A festa tinha como tema o Partido dos Trabalhadores (PT) e o ex-presidente Lula. O atirador teria feito xingamentos por causa da ideologia do aniversariante. Minutos depois, retornou ao local com uma arma e atirou. Ele também acabou morto. As informações são do portal G1.
Filiado ao PT, em 2020, Arruda concorreu a vice-prefeito pela sigla. O guarda municipal fazia parte da corporação há 28 anos e era diretor do Sindicato dos Servidores Municipais de Foz do Iguaçu (Sismufi).
O servidor municipal chegou a ser socorrido, mas não resistiu.

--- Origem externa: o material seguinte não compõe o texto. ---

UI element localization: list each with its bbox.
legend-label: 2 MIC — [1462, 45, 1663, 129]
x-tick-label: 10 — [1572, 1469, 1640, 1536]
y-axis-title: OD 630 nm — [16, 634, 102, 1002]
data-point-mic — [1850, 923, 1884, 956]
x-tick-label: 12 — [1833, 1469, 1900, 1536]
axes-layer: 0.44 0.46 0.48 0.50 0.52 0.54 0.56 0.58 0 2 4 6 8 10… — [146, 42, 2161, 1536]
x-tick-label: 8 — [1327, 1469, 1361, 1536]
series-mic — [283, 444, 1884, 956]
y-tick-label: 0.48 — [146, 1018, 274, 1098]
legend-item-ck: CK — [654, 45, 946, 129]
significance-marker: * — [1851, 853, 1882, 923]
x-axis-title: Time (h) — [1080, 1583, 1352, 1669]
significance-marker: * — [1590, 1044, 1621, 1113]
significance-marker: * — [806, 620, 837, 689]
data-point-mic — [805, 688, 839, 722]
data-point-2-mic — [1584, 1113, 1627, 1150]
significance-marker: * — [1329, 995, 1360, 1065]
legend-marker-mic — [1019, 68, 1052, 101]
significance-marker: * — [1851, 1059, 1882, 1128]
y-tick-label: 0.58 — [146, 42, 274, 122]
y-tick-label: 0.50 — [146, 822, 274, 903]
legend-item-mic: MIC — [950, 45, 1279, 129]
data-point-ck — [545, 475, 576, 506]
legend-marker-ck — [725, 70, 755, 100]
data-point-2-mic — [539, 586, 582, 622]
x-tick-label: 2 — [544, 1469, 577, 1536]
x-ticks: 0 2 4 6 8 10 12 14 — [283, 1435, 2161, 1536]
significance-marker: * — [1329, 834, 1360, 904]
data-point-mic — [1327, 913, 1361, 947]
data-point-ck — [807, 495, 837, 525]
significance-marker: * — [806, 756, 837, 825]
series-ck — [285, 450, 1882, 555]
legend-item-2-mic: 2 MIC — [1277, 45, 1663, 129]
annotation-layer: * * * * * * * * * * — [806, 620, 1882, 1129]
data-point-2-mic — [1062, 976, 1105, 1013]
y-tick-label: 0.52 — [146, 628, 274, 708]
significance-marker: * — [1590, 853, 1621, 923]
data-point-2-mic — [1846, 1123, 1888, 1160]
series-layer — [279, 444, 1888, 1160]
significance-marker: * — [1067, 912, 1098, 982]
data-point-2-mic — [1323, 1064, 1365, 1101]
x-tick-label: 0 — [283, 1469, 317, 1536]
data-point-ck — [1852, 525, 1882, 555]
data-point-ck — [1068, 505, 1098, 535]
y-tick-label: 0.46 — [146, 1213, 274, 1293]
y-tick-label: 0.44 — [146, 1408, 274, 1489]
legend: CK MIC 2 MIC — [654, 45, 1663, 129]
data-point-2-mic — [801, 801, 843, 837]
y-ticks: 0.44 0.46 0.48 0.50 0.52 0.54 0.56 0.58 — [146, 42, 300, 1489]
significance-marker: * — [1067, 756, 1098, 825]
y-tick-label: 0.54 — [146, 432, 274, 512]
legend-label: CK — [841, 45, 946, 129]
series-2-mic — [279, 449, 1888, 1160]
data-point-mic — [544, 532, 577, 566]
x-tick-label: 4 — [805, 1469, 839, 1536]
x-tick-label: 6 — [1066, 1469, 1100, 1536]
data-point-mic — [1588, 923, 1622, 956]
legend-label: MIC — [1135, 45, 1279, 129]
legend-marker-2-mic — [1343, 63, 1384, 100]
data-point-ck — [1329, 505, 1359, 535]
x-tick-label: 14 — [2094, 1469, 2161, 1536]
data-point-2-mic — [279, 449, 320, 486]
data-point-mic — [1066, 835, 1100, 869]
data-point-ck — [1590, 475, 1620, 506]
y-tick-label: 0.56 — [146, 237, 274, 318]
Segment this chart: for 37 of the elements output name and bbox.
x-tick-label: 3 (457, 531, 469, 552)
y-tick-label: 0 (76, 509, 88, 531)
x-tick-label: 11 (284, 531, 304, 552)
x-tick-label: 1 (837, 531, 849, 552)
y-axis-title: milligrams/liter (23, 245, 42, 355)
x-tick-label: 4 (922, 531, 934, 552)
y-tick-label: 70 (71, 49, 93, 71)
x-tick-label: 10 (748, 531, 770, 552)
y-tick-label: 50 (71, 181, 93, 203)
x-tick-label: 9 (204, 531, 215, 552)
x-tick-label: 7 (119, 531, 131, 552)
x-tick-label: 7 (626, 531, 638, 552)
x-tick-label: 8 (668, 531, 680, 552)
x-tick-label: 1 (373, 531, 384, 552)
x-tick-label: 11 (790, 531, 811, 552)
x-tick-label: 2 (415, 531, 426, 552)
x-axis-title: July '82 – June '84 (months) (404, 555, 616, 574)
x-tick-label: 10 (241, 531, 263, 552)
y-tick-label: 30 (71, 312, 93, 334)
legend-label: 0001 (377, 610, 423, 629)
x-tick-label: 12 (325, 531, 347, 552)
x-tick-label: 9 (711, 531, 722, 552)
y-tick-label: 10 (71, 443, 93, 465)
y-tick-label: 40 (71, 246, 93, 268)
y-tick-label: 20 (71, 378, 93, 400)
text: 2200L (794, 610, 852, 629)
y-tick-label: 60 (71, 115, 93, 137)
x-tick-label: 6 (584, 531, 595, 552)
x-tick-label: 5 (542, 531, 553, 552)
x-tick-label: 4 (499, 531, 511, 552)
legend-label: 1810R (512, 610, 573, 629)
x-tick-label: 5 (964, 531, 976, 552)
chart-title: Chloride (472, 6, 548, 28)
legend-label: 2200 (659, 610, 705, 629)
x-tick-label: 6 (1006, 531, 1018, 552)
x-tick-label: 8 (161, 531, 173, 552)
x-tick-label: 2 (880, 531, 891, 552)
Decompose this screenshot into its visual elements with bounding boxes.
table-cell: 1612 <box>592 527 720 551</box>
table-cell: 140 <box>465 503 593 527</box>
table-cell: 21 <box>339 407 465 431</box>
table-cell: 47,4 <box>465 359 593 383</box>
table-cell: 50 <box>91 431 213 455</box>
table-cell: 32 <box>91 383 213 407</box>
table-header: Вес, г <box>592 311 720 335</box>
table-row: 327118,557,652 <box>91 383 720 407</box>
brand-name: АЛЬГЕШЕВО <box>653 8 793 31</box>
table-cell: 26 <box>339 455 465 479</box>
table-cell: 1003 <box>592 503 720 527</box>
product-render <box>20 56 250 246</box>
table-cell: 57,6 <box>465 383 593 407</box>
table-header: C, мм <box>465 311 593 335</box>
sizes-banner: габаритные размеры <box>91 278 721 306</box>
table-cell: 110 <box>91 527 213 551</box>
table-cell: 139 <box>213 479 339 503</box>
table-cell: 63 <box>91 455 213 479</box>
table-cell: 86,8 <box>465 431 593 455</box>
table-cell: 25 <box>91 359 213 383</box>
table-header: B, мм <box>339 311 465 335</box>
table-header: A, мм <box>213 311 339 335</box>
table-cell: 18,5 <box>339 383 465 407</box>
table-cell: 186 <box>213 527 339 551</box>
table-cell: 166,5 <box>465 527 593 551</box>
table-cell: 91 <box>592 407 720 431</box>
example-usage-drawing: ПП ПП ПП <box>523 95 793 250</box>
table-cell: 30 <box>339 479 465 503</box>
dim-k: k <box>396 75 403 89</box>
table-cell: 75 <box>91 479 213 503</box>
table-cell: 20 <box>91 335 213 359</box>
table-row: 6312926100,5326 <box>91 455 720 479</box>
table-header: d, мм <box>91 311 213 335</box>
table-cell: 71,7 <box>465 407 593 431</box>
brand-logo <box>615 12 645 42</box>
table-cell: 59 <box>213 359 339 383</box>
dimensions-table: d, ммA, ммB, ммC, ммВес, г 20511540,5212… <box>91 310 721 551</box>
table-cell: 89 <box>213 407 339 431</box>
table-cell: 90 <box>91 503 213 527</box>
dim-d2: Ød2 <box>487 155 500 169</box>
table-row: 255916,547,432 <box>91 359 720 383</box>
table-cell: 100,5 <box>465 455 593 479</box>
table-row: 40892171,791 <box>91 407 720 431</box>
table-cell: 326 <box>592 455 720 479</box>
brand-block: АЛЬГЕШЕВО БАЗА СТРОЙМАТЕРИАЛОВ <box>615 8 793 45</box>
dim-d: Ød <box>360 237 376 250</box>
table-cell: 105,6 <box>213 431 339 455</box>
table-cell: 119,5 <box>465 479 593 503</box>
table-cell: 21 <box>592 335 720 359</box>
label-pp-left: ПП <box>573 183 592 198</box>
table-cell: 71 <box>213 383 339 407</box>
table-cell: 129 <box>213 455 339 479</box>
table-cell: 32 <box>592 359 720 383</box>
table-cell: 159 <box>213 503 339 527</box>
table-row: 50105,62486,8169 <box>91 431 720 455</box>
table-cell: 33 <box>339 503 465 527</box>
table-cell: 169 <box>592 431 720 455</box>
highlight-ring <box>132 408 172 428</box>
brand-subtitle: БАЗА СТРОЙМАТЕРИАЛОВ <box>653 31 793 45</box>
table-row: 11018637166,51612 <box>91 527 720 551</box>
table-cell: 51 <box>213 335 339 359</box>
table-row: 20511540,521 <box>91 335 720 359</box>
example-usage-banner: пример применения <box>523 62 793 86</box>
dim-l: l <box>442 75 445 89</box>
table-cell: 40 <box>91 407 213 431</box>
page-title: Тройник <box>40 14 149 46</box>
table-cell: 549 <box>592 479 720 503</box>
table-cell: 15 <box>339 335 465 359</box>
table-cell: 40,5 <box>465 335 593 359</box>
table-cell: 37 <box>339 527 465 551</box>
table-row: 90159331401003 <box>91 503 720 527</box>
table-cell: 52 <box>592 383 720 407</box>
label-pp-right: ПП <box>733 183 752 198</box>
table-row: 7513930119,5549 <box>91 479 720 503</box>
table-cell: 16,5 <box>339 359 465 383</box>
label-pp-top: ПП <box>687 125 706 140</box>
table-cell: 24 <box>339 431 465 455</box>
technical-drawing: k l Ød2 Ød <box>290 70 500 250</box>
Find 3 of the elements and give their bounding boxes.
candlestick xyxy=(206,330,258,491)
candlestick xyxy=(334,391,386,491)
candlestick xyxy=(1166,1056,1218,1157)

Ele era casado e tinha quatro filhos. Depois de baleado, Arruda ainda conseguiu revidar e atingiu o agressor. Testemunhas relataram que o homem não era conhecido dos participantes da festa.
Testemunhas ouvidas pelo G1 contaram que, por volta das 23h de sábado (9), o homem chegou ao local de carro e proferiu xingamentos e fez ameaças. Ele teria sacado uma arma, mas acabou contido por uma mulher que o acompanhava. Minutos depois, porém, voltou e atirou contra Arruda, que reagiu e acertou o agressor, que também morreu.
Em fala publicada pelo G1, o secretário de Segurança Pública de Foz do Iguaçu, Marcos Antonio Jahnke, lamentou a morte, afirmou que a Polícia Civil investigará as motivações do crime e disse:
— Pelo que a gente percebeu foi uma intolerância política.
O PT também divulgou nota sobre o caso:
"Cobramos das autoridades de segurança pública medidas efetivas de prevenção e combate à violência política, e alertamos ao Tribunal Superior Eleitoral e ao Supremo Tribunal Federal para que coíbam firmemente toda e qualquer situação que alimente um clima de disputa violenta fora dos marcos da democracia e da civilidade. Iniciativas nesse sentido foram devidamente apontadas pelo PT em várias oportunidades, junto ao Congresso Nacional, o Ministério Público e o Poder Judiciário".